A flicker of different emotions passed through the woman’s eyes before settling on amusement. “We went to Blackwell together,” she explained, “though we didn’t exactly keep to the same social circles.”

Courtney frowned and examined the woman more closely, eyes flicking over her before stopping to linger on her face. As before, there was something familiar looking about her, though Courtney couldn’t place it. Brown eyes rested under a head of coarse brown hair that flowed to shortly above the back of the woman’s neck. She certainly wasn’t any of the women in the dorms - Courtney would know, she had the room across from Victoria senior year - so she must have been an Arcadia Bay local, or staying in an apartment like Alyssa had. “I’m sorry, I don’t recognise you,” she admitted. It was embarrassing, to be honest.

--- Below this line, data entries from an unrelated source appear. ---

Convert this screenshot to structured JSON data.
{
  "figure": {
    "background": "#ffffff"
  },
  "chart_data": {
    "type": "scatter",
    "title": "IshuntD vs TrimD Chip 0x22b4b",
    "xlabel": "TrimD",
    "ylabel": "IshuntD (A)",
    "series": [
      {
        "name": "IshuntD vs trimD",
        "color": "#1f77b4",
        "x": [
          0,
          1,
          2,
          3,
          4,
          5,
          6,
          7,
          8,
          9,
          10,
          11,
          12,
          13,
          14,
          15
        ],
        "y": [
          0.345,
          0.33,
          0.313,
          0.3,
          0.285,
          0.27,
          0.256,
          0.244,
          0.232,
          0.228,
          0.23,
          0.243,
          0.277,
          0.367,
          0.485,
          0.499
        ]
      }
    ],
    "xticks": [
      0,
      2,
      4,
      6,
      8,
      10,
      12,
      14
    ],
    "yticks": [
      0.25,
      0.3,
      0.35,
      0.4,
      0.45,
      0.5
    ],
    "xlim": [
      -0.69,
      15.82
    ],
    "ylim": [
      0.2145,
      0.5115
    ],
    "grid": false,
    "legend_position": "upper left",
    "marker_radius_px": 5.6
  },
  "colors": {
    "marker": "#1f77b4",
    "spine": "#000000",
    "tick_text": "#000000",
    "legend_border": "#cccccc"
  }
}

The woman’s eyes were shining now. “Oh, is that so? Tell you what, I’ll tell you my name… next time we meet.”

“And when will that be?” Courtney blurted out, blushing when the woman paused again to look at her. “I mean, hopefully not on a wet staircase?”

The woman snorted at that, and it was all Courtney could do not help but to blush, God, was she gay. "True. I’m in 4C. Maybe you could come over tomorrow for dinner? It’s so hard to meet people sometimes-”

‘Got that right.’

“-and my girlfriend and I would like to have friends that live near us-”

‘Girlfriend’

And just like that, any excitement Courtney was feeling promptly fled.

“Yeah,” she croaked. “Just uh, let me know when to come by?”

The woman nodded and shot Courtney a salute, and then she was gone.